President Biden signed an executive order on May 20 on climate-related financial risk that seeks to change the rules regarding the use of environmental, social, and governance (ESG) investments in retirement plans. The order specifically directs the Employee Benefits Security Administration (EBSA) bureau of the Department of Labor (DOL) to consider suspending, revising, or rescinding the Trump-era “Financial Factors in Selective Plan Investments” rule regarding ESG retirement investments. The executive order is consistent with the expectation that the Biden administration will move to encourage the consideration of ESG factors when selecting retirement plan investments given the emphasis on climate change initiatives.

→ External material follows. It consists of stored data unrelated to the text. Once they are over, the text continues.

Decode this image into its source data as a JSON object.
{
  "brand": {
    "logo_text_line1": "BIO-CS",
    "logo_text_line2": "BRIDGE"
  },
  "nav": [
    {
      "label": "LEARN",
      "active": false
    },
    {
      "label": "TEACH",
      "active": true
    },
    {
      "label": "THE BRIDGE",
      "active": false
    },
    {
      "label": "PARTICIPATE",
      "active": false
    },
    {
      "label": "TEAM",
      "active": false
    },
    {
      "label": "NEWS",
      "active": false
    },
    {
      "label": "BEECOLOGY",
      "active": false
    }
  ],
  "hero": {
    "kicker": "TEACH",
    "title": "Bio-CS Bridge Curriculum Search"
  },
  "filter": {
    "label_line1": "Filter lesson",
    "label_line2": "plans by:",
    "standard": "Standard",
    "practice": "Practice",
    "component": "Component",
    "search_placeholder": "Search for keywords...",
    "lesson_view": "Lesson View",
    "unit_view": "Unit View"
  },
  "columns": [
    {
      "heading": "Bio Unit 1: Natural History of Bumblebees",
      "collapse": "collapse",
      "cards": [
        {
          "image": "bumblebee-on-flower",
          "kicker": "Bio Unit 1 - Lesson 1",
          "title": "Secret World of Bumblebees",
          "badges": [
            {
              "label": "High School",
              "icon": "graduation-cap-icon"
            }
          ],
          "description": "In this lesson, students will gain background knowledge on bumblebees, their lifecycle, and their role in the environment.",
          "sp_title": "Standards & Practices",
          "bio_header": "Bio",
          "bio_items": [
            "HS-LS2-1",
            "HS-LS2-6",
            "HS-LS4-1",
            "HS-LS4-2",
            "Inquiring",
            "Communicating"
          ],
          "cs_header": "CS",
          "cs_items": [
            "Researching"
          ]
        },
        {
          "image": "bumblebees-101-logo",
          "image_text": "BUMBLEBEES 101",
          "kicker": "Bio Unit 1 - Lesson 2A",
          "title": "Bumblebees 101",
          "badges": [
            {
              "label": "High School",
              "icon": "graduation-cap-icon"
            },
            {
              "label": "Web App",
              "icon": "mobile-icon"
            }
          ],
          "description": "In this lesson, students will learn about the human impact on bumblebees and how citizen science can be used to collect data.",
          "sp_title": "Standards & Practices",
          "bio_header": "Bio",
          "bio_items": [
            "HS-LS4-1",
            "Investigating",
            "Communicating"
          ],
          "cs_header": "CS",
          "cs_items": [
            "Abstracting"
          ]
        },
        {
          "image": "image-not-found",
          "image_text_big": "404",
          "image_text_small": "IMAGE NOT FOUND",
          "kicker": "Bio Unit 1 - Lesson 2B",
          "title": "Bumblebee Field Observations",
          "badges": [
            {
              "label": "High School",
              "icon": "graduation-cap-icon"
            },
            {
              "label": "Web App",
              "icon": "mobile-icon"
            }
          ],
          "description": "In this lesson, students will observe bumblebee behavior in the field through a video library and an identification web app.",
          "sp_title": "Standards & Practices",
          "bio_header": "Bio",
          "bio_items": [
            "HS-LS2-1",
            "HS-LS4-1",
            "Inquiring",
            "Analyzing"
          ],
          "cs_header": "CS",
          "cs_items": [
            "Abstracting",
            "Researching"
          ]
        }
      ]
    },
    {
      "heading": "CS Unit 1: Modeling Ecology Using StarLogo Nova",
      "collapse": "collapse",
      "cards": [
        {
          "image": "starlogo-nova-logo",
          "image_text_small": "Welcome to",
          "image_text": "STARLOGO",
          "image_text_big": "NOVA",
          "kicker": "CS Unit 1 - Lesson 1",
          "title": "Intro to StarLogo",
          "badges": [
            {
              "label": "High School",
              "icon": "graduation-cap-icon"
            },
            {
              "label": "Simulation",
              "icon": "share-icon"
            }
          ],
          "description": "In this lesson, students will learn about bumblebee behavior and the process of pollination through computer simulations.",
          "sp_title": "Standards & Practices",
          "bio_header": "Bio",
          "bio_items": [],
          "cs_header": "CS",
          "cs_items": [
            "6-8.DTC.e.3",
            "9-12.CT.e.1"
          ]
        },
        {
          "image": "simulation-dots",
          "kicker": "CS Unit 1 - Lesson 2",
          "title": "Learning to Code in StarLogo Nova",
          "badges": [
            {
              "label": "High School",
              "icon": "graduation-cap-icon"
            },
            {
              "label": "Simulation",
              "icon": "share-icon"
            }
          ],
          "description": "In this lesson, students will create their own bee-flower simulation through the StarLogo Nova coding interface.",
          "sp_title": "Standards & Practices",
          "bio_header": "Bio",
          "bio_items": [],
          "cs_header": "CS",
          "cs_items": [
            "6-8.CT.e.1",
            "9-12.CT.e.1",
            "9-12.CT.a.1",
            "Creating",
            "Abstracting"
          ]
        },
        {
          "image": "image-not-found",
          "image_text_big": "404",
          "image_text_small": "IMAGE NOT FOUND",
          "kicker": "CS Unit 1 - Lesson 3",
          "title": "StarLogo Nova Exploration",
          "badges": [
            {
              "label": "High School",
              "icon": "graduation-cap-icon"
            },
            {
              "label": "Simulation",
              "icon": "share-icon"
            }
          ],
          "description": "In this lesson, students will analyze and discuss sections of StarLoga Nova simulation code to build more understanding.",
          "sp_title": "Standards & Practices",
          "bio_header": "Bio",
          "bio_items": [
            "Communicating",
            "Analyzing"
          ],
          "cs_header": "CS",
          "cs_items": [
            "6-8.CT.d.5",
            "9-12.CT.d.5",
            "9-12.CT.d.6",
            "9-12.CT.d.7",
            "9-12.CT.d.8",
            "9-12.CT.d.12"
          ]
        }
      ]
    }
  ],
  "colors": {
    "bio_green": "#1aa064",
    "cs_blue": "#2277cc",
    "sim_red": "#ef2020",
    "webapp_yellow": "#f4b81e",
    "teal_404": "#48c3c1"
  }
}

In the waning days of the Trump administration, the EBSA published guidance directing retirement plan sponsors to only consider economic-related or pecuniary factors in evaluating potential investments. Although the rules did not prohibit the consideration of ESG funds in the selection of retirement plan investments, the rules created a perception that ESG investments could be subject to increased fiduciary scrutiny due to the emphasis on performance-based factors.
The Biden administration has been clear that it considers climate change to pose a financial risk to the United States, and has moved to reverse or stop Trump-era policy that it views as a hindrance to the advancement of its position on the environment. In fact, EBSA has already taken steps to try to effectively nullify the Trump ESG rule by its announcement in March 2021 that it would not enforce the rule. President Biden’s executive order is an anticipated extension of the March 2021 announcement, and it is now expected that the rule will be substantially changed or rescinded. In the meantime, Plan fiduciaries will need to continue to consider whether ESG factors are prudent when making investment offerings available under retirement plans.